Con Le Tour du monde en quatre-vingts jours, Julio Verne daba una vez más muestra de su dominio de la narración, pero sobre todo de su maestría a la hora de reflejar los avances técnicos y mostrar con exactitud la sociedad del momento. El relato comienza en un Londres de clase alta en el que Phileas Fogg comparte sus ratos de ocio —la práctica totalidad del día– en el Reform Club, una exclusiva sociedad situada en la londinense Pall Mall Street que por aquel entonces contaba entre sus socios a notables cerveceros; representantes del poderío económico que tenía la industria de la India Pale Ale y la Porter. 

 

La prueba de esa privilegiada situación la tenemos en la propia narración de Verne: el grupo de rivales de Fogg está formado por los banqueros John Sullivan y Samuel Fallentin, el ingeniero Andrew Stuart, el director del Banco de Inglaterra Gauthier Ralph y el cervecero Thomas Flanagan, quien ante el escepticismo de que sea posible la hazaña de Fogg se muestra como uno de los más interesados en aceptar la apuesta de 20.000 libras.

 

La obra de Verne es un excepcional relato del avance del transporte en el siglo XIX, especialmente del ferrocarril: Fogg parte de su domicilio en el número 7 de Savile Row apenas con una muda, pero no olvida una copia de la Bradshaw’s Continental Railway Steam Transit and General Guide, un volumen que recoge todos los horarios de los trenes del momento acompañados de una breve descripción de los lugares por los que circulan.
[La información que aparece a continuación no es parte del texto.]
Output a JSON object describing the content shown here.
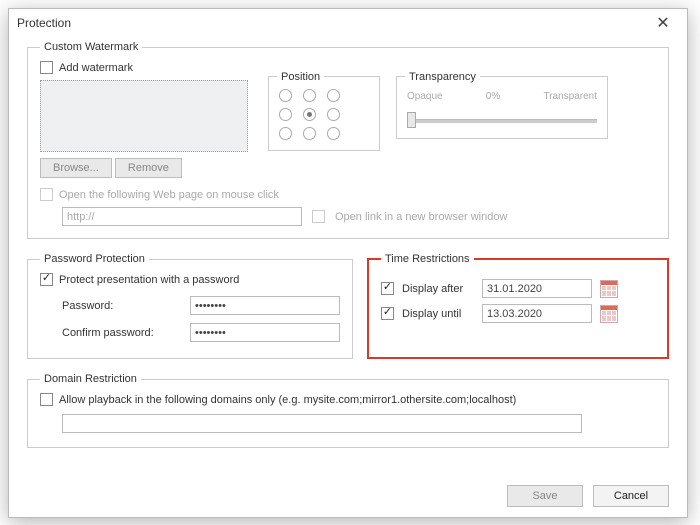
{
  "window": {
    "title": "Protection"
  },
  "watermark": {
    "legend": "Custom Watermark",
    "add_label": "Add watermark",
    "browse_label": "Browse...",
    "remove_label": "Remove",
    "position_label": "Position",
    "transparency": {
      "label": "Transparency",
      "left": "Opaque",
      "mid": "0%",
      "right": "Transparent"
    },
    "open_web_label": "Open the following Web page on mouse click",
    "url_value": "http://",
    "open_new_window_label": "Open link in a new browser window"
  },
  "password": {
    "legend": "Password Protection",
    "protect_label": "Protect presentation with a password",
    "password_label": "Password:",
    "confirm_label": "Confirm password:",
    "masked_value": "••••••••"
  },
  "time": {
    "legend": "Time Restrictions",
    "after_label": "Display after",
    "after_value": "31.01.2020",
    "until_label": "Display until",
    "until_value": "13.03.2020"
  },
  "domain": {
    "legend": "Domain Restriction",
    "allow_label": "Allow playback in the following domains only (e.g. mysite.com;mirror1.othersite.com;localhost)",
    "value": ""
  },
  "footer": {
    "save_label": "Save",
    "cancel_label": "Cancel"
  }
}
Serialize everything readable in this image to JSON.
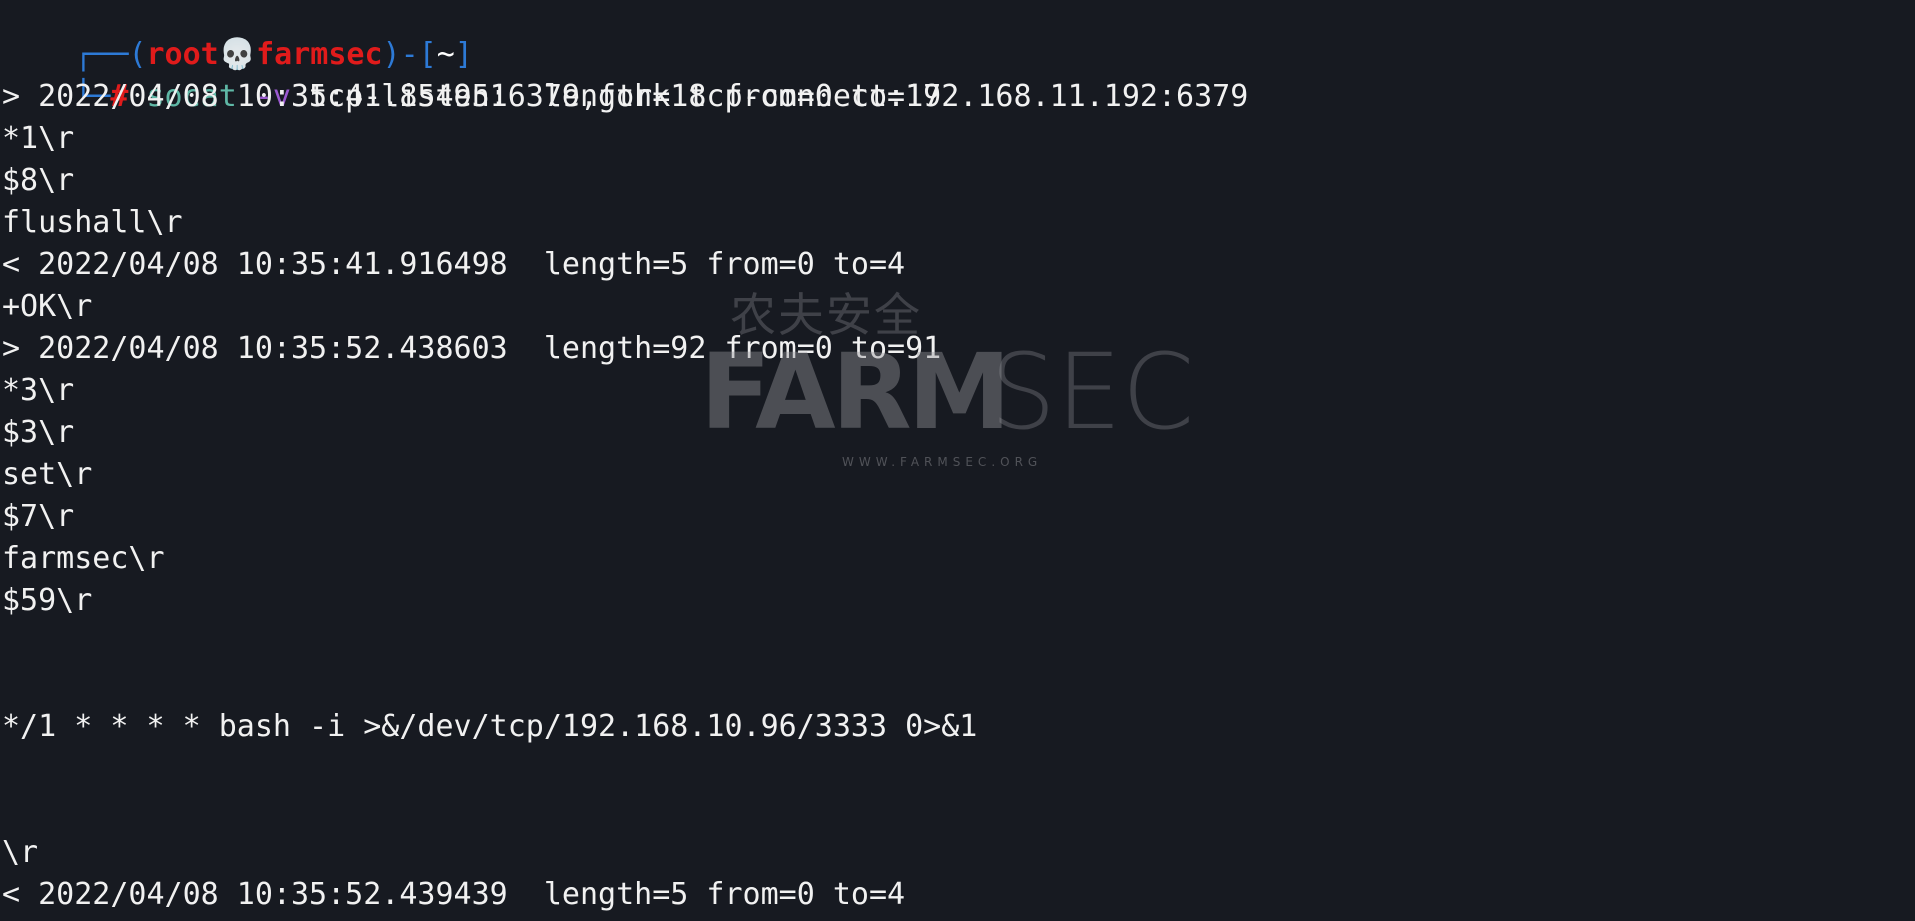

Por supuesto, el barco a vapor es igualmente importante. El Canal de Suez se había inaugurado solo tres años antes, reduciendo considerablemente la distancia entre Europa y el sur de Asia, evitando tener que bordear África y el cabo de Buena Esperanza. 

 

El puerto del canal, que a la postre contribuiría al declive de la India Pale Ale al hacer “innecesario” un estilo concebido para las largas travesías marítimas, es una de las primeras paradas de Fogg y su criado francés Passepartout –Picaporte en la edición española— que toman el vapor Mongolia desde Brindisi. A bordo del Mongolia, ya camino de Bombay, Passepartout y el detective Fix de Scotland Yard dan cuenta de unas pintas de IPA. 

 

Considerada por algunos una loa al talento y a la voluntad de acero de los británicos, La Vuelta al Mundo en Ochenta Días no está exenta de críticas al narcisismo victoriano y a los aspectos más oscuros del Imperio. Es precisamente en las detalladas descripciones de los funestos fumaderos de opio de Hong-Kong donde encontramos una de las menciones más detalladas a la cerveza presentes en la obra. 

 

Verne describe al lector una taberna de aspecto muy atractivo ocupada por una treintena de clientes: «Los unos vacían pintas de cerveza inglesa, Ale o Porter, los otros, licores alcohólicos, gin o brandy».  No es la única, la obra es especialmente rica en menciones a alimentos y “especialidades culinarias”, apareciendo la cerveza en alguna ocasión más. 

 

En la estancia en el Hotel Internacional de San Francisco se lee: «La planta baja del hotel estaba ocupada por un gran bar, una especie de buffet libre abierto a todos los transeúntes, que podrían comer cecina, sopa de ostras, galletas y queso, sin sacar sus carteras. Sólo se pagaba por la Ale, la Porter o el Jerez que se bebía».

 

Esta práctica, que le parecía «muy americana» a Passepartout y que acabaría convertida en algo habitual en resorts de todo el mundo, es solo una muestra del atractivo de una obra que ha envejecido con elegancia y dignidad. Este aniversario es una buena ocasión para regresar a ella o descubrirla.